Lance Stroll says he suffered an impact of nearly 50G in qualifying in Singapore and racing the following day would have delayed his recovery for this weekend’s Japanese Grand Prix.

Aston Martin and Stroll took the joint decision to withdraw Stroll from last weekend’s race after his heavy crash on Saturday, despite the Canadian passing the required tests. With the team struggling as Fernando Alonso finished outside the points, Stroll doesn’t view it as a justifiable absence on performance terms but says it was the right decision to be fully fit for Suzuka.

“I’m much better than I was on Sunday!” Stroll said Thursday at Suzuka. “I’m feeling OK now.

“I was fine (in that) I was healthy to race but I wasn’t physically feeling good enough to do Singapore, which is the hardest race of the year. I felt it creeping up on me on Saturday night and I knew it wasn’t going to be fun waking up on Sunday morning.

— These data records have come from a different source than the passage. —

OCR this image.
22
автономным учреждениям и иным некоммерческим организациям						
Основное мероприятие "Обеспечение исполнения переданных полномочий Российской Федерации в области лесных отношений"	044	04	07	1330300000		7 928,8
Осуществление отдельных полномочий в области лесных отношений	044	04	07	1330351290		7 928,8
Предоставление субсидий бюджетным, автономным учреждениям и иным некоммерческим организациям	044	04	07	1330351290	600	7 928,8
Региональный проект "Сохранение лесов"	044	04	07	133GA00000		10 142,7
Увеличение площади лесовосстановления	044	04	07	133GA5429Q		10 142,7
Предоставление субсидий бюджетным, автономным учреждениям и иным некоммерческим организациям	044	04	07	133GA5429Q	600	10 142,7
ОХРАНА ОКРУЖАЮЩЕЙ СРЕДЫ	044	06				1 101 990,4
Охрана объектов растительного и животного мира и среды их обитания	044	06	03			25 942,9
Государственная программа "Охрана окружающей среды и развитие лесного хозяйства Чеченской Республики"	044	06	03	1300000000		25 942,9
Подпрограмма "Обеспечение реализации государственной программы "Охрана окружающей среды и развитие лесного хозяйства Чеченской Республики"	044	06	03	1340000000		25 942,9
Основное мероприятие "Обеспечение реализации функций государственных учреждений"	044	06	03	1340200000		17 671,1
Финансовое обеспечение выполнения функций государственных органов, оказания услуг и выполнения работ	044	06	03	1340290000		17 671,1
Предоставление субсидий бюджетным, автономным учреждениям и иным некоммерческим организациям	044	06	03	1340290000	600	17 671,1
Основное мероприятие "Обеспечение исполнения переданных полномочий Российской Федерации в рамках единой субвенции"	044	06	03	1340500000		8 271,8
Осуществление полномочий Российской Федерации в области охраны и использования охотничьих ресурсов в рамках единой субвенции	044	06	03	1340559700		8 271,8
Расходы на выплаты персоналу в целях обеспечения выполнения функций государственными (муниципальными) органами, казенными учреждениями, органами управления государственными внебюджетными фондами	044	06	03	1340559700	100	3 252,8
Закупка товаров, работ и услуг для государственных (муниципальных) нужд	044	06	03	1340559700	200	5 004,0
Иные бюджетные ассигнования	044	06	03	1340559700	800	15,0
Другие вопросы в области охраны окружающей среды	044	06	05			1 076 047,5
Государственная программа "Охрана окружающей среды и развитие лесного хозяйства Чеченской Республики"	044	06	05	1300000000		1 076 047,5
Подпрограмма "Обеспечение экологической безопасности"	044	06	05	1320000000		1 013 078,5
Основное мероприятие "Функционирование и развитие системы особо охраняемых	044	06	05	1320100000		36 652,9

“For me it’s always an opportunity to race on Sunday and try to score some points. We saw drivers start pretty far back on Sunday and manage to climb through the field and score points. You never know what happens. If I had felt fine and really good I would have raced but I really didn’t feel like it was the right thing to do. I really think it would have delayed my recovery to come here and feel 100%.”

Stroll also says he has no complaints over the curbs at the final corner where he crashed, saying street tracks should punish mistakes rather than be made easier for drivers.

“I mean, if it was maybe a bit flatter it could prevent something like that happening, but I think that’s also the nature of street circuits,” he said. “Singapore, Monaco, Baku, those kind of places, if there wasn’t a wall there then it would be like all the other tracks and I think that’s kind of the nice challenge about street circuits — when you do push a little bit too hard the track bites back.

“For every experience you learn from it and then put it behind you and full focus on the next weekend. That’s how I’m looking at the whole thing. It was definitely frustrating to finish the weekend like that, there was a lot more potential in the car and the weekend, but that was how it ended and now I’m fully focused and looking forward to Suzuka.”

Despite feeling fit to race in Japan, Stroll is also wary that Suzuka might not suit Aston Martin as it becomes increasingly difficult to identify a pecking order before each race weekend.

“It’s always tricky to answer this question — it’s such a tight field now and I think we’re a bit on the draggy side,” noted the Canadian. “Here, there’s still a lot of straights so it is important to be efficient. I’m not sure how our pace will be in Sector 1 in the high-speed corners, but I think if we manage to get the car well balanced, set up properly and we’re not too draggy, then we’ll have a good weekend.

“But like I said, it’s really tough to answer those questions because I don’t think it’s as clear about where you would be on certain tracks as it was in previous years, because it feels just so tight now. We see a lot of teams bounce back and forward (from) where they might have been last weekend and then on a different kind of track, the situation changes a lot, so I hope we can be very competitive.”